The converter 13 further comprises a second group of boost capacitors, in this example a group of tuning boost capacitors C_T1 . . . C_Tn. The connection of the lower plate of each capacitor of the tuning boost capacitors is controlled by a respective switch 18b, which is controlled by a respective output from the second logic circuit 19b.

In FIG. 16(a) the reference voltages to which the lower plate of each capacitor of the first group of boost capacitors C_P may be connected are the same reference voltages V₂, V₃ to which the lower plates of the DAC capacitors C₁ . . . C_J may be connected, and the reference voltages to which the lower plate of each capacitor of the second group of boost capacitors C_T1 . . . C_Tm may be connected are also the same reference voltages V₂, V₃ to which the lower plates of the DAC capacitors C₁ . . . C_J may be connected, but the invention is not limited to this.
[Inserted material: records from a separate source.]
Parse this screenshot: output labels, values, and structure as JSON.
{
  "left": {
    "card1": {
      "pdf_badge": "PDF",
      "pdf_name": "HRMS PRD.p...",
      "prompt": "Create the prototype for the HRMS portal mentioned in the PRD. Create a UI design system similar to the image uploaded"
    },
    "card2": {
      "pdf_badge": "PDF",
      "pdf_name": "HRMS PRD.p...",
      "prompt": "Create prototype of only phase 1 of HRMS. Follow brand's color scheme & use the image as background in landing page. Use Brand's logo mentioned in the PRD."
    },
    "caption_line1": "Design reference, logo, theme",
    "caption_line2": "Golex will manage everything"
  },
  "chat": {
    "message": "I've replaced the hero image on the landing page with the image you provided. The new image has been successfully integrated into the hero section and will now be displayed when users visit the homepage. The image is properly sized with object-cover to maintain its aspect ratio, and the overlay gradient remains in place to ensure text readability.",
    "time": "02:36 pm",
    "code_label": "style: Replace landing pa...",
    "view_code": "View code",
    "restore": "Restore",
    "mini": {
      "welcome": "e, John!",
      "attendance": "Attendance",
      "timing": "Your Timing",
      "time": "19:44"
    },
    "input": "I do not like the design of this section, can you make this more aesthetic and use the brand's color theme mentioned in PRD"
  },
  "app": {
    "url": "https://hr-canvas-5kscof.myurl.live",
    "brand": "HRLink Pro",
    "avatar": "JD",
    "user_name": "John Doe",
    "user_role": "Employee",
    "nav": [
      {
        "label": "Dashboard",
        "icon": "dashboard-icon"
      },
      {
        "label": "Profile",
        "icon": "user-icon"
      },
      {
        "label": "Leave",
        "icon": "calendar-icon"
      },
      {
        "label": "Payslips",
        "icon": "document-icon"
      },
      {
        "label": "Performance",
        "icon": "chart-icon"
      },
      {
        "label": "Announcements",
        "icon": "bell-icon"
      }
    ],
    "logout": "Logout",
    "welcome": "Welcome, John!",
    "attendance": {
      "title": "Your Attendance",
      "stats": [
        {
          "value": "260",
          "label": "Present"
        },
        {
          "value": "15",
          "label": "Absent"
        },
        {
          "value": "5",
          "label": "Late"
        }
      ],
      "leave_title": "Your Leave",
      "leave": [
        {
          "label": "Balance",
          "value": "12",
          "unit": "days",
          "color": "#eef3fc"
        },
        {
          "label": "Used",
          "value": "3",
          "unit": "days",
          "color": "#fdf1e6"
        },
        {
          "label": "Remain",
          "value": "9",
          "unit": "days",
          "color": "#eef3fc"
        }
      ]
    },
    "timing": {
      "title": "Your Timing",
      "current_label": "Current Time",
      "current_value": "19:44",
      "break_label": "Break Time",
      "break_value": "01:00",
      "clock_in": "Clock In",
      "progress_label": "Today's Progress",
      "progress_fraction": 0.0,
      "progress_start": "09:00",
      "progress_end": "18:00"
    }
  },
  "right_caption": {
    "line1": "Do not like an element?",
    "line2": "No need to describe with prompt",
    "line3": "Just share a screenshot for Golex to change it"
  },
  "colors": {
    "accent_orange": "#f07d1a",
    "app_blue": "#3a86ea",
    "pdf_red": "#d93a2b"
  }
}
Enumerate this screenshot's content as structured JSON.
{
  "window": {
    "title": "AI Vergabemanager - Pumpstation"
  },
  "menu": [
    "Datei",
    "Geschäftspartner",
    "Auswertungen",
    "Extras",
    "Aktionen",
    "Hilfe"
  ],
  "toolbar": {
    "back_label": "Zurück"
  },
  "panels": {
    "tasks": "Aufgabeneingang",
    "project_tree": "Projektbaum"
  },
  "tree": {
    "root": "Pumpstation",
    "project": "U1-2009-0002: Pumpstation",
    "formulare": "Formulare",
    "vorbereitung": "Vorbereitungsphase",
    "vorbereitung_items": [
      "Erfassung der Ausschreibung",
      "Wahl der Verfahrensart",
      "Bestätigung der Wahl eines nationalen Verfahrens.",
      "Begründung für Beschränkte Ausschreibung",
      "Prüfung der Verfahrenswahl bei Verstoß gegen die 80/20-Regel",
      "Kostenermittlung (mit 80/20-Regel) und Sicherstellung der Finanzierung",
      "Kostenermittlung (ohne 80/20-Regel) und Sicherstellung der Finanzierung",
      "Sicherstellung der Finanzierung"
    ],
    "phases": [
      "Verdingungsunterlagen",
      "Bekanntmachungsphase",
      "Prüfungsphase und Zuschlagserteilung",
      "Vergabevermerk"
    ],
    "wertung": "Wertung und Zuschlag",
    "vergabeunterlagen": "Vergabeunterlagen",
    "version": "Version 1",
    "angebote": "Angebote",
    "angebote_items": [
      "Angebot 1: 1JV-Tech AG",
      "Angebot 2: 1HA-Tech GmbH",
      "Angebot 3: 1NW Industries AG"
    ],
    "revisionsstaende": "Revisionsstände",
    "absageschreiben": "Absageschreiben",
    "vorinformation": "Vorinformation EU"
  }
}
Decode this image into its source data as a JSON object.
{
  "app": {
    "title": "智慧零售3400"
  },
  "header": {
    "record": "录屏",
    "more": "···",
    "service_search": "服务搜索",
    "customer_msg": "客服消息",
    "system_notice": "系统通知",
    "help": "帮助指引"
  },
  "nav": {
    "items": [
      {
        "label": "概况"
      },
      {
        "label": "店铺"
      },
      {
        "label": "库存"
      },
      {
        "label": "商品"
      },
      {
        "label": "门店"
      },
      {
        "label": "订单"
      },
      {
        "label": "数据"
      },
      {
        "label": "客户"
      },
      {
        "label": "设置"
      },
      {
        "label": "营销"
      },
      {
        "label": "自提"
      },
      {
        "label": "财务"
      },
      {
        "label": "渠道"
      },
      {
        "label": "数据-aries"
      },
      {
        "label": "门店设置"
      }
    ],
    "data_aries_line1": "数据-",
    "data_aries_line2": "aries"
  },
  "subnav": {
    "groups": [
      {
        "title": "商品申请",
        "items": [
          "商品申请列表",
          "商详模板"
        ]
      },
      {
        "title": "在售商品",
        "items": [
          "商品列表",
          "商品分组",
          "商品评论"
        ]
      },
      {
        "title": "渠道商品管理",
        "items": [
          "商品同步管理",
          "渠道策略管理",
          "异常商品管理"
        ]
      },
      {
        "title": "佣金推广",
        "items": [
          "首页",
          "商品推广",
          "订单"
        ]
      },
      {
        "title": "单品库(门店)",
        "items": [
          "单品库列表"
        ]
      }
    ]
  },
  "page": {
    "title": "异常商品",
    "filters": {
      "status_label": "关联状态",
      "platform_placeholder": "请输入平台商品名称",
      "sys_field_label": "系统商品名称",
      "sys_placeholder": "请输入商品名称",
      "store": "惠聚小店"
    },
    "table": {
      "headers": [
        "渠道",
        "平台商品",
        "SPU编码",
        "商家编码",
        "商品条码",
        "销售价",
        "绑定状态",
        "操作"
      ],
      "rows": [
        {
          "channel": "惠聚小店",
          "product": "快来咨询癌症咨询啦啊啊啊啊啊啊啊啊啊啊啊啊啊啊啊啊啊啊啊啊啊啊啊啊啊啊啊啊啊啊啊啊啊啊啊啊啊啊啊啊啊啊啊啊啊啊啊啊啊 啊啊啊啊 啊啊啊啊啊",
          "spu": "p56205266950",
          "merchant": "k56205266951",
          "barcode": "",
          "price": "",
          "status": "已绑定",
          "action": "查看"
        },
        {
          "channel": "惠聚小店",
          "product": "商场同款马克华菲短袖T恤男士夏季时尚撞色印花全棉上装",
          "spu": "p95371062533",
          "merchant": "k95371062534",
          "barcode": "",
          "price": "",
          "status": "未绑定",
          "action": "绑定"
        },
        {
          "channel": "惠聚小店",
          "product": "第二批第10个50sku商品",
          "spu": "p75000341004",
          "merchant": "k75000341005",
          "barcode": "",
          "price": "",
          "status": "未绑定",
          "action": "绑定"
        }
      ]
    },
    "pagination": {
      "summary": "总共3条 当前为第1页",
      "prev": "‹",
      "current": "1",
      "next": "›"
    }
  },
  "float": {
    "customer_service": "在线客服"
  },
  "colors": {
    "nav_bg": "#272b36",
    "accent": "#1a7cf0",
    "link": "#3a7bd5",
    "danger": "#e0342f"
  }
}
The reference voltages to which the lower plate of each capacitor C_P of the first group of boost capacitors may be connected could be different from the reference voltages V₂, V₃. The reference voltages to which the lower plate of each capacitor C_T1 . . . C_Tm of the second group of boost capacitors may be connected could be different from the reference voltages V₂, V₃ and/or could be different from the reference voltages to which the lower plate of each capacitor C_P of the first group of boost capacitors may be connected.

The input to the first logic circuit 19a is independent of the input to the second logic circuit 19b. Moreover, the input to each logic circuit 19a,19b is independent of the input data code input to the DAC. In the embodiment of FIG. 16(a), the first logic circuit 19a receives as input a timing signal CK and a polarity signal POL (or other state signal) indicative of the state of a system being driven by the converter, and the second logic circuit 19b receives as input a timing signal CK and a tuning data word T(m:1). FIG. 16(a) shows three tuning boost capacitors provided, in which case the tuning data word T(m:1) will be a three-bit tuning data word, but the invention is not limited to the use of three tuning boost capacitors, and more than three tuning boost capacitors or fewer than three tuning boost capacitors may be provided.

As in the embodiment of FIG. 14(a), each output of the second logic circuit 19b is independent of the other outputs of the second logic circuit 19b. In operation, charge may be injected across the boost capacitor C_P and/or across one of more of the tuning boost capacitors, in the manner described hereinabove. The boost capacitor C_P and/or the tuning boost capacitors C_T1 . . . C_Tn may be bi-directional capacitors so that charge may be injected in either direction, or they may be uni-directional capacitors such that charge is injected only in one direction across the capacitors.

In the embodiment of FIG. 16(a), the direction of charge injection across the boost capacitor C_P is determined by the value of the polarity signal POL (or other state signal) input to the first logic circuit 19a. The injection of charge across the tuning boost capacitors C_T1 . . . C_Tn is controlled as described with reference to FIG. 14(a) above.

FIG. 16(b) shows typical output voltages for the converter 13 of FIG. 16(a). The effect of the boost capacitor C_P is to boost the voltage about which the output voltage range is based above or below the reference voltage V₁ (to which the upper plates of the capacitors are connected in the zeroing phase). This is indicated by the arrows labelled “boost” in FIG. 16(b). The DC level about which the output voltage range is based may then be further adjusted by the tuning boost capacitors, as indicated by the arrows labelled “tuning” in FIG. 16(b).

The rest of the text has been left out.